An older crossover gets a refresh Originally an elongated SUV, the shape of the SRX was destined for an update after Cadillac introduced the Provoq concept in 2008.
Sport-utility-vehicles are designed to handle any climate you happen to throw at them. In Canada, the winter is at the foremost of everyone’s thoughts and this one has been particularly consuming. Seemingly, not a day goes by that people aren’t mining their shovels, or dealing with the latest in road delays and potholes. Terrible conditions for any car, in some ways a glorified shovel with the lower ride height and front bumper.
SUVs go through all this undaunted. There’s a purpose, rhyme and reason and Cadillac has produced one of the finer SUVs on the market since the SRX was introduced in 2004. Originally an elongated SUV, the shape of the SRX was destined for an update after Cadillac introduced the Provoq concept in 2008. It set a clear roadmap for what lay ahead.
However, that roadmap is nearing its eventual end. With no concept to show that future, we’re left with only one more piece of evidence. The 2014 Cadillac CTS is an absolute stunner, sharp lines, redesigned front end, great driving dynamics and an improvement in every way, shape and form.
One doesn’t have to look further than what Cadillac has done to their cars in recent years. The ATS, XTS and CTS are the first to see the new face of Cadillac. The SRX is next, potentially bearing the Escalade branding according to recent rumours.

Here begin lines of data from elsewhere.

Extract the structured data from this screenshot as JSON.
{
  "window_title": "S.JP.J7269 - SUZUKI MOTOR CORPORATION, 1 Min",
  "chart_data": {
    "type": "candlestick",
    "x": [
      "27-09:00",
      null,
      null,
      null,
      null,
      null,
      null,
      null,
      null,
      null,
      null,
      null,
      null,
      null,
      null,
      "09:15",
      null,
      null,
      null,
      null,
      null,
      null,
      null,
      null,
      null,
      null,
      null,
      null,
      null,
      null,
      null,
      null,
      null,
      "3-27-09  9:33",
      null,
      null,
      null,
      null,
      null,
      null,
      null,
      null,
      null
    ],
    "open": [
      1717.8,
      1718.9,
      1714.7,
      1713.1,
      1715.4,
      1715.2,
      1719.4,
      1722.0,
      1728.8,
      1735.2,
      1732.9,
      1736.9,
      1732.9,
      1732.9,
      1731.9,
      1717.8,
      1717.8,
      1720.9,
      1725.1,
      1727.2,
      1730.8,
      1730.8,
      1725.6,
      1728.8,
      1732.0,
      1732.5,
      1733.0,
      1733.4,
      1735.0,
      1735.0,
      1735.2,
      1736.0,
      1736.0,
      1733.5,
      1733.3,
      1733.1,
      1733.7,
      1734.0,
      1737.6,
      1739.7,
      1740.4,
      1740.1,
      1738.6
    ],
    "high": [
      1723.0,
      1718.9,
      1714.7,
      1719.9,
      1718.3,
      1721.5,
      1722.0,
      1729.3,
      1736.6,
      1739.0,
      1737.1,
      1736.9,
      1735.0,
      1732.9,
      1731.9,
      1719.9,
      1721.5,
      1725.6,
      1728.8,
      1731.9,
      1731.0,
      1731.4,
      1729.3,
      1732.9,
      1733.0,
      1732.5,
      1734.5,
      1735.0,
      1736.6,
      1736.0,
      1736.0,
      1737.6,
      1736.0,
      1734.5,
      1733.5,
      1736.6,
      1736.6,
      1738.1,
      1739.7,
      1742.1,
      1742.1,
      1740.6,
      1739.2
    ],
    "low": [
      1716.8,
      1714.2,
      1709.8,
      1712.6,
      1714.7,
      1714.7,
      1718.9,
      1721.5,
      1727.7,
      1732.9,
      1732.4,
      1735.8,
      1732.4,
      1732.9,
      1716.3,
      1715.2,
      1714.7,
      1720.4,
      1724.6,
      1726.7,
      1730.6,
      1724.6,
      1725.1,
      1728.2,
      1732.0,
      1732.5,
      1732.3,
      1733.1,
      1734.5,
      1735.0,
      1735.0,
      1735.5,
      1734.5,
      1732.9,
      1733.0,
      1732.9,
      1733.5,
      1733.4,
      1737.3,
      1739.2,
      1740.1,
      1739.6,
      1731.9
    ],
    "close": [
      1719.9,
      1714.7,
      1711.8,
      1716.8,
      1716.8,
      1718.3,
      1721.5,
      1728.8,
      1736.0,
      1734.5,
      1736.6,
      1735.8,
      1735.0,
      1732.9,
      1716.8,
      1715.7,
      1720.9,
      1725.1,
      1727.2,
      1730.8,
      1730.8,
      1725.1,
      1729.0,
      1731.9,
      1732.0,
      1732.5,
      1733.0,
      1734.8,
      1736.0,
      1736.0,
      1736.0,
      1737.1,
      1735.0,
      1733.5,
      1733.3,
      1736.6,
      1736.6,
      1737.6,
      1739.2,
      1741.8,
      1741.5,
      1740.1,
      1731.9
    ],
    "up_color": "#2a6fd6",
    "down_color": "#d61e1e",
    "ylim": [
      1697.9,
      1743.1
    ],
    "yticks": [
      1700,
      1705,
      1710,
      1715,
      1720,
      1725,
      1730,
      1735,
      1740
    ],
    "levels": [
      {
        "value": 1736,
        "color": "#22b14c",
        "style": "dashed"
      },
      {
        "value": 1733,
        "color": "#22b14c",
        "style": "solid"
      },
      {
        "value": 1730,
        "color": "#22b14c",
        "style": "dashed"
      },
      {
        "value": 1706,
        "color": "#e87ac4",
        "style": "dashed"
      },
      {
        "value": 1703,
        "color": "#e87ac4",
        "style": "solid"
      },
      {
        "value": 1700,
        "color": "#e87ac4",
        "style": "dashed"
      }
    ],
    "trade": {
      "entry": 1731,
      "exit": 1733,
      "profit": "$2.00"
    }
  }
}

It isn’t time for that just yet though, and the 2014 SRX remains unchanged from the 2013 model year, except for some model tweaking. Gone is a base all-wheel drive model and minor updates to the option packages.
The panoramic roof inside the SRX has always been a staple. It provides ample lighting inside the cabin and can easily brighten even the darkest of colour combinations. Cadillacs always look best in a black-on-black scheme and the dark blue of my tester SRX was close enough. Keeping the thoughts of their target demographic in mind, Cadillac has equipped the SRX with an adjustable power lift gate. With a simple twist of a button, the owner can easily set the vehicle to only open to three quarters of the height originally designed. It’s quite helpful when needing to push the button with two hands full of grocery bags.
Once you get behind the wheel and put the vehicle in reverse, there’s two sudden reactions. One, it’s very difficult to see out the back window. With the sharp lines of the SRX, the rear window size suffered from a functionality standpoint to provide a great stylistic approach. Two, the reverse camera on the large in-dash display quickly helps on that front. Cadillac has outfitted the in-seat CUE vibration system to also vibrate when the sensors pick up an object. It is something that takes some adjusting to get used to.
In the back, the rear storage is quite plentiful, the trunk opens up to reveal a cubbyhole, with a bar system to keep items from bouncing around. Taking a look around the interior appointments, the SRX represents a perfect blend of attractiveness for men, with attention to detail that will please any female. From the swooping style of the door handles, to the silver trim on the buttons operating the windows. I personally love the tasteful blend of wood trim, it is not overdone, and Cadillac manages to get it just right.
From a stylistic point of view, the centre console is stunning but the system behind it is quite puzzling. Cadillac Cue embodies the goal of reducing the buttons and making it helpful for people to operate. Most in-car systems suffer from the need to have every function represented by a button. Cadillac feels otherwise and believes a touch system is the best step forward. The CUE system using haptic feedback to help assist in the confirmation of a command, necessary by the slight lag with each button pressed. I view it more as a forward thinking system, one where hardware will eventually provide a better system. Right now, however, it can be quite frustrating.
Once you set off, the SRX provides a very quite and smooth ride. Active noise cancellation is noticeable and very helpful. It helps brings a certain serenity while driving while listening to your favourite musical track on an enjoyable sound system. In the rear, passengers are greeted with their own entertainment system, two 8-inch pop up screens partnered to a Blu-Ray system with the screens tastefully hidden within the seats. Other than the 2014 Cadillac XTS Vsport we tested earlier this winter, this was the first time I’ve seen a Blu-Ray system in a vehicle.
The factory remote starter was used quite often in these cold winter days. I would personally love it for more manufacturers to incorporate it in their new product offerings. The 308 horsepower from the 3.6L V6 matched to a six speed automatic transmission is adequate. There is a bit of a lag from the AWD overhead but never found myself wishing for more power given the as-tested price just north of $60,000.
With the CTS seeing the light of day this past fall, I can’t help but wait to see Cadillac take this already fine SUV to a new level. The recent introduction of the all-new 2015 Escalade just paved a path directly into the future of its little brother, so there is no doubt that the next SRX will be even better than this one.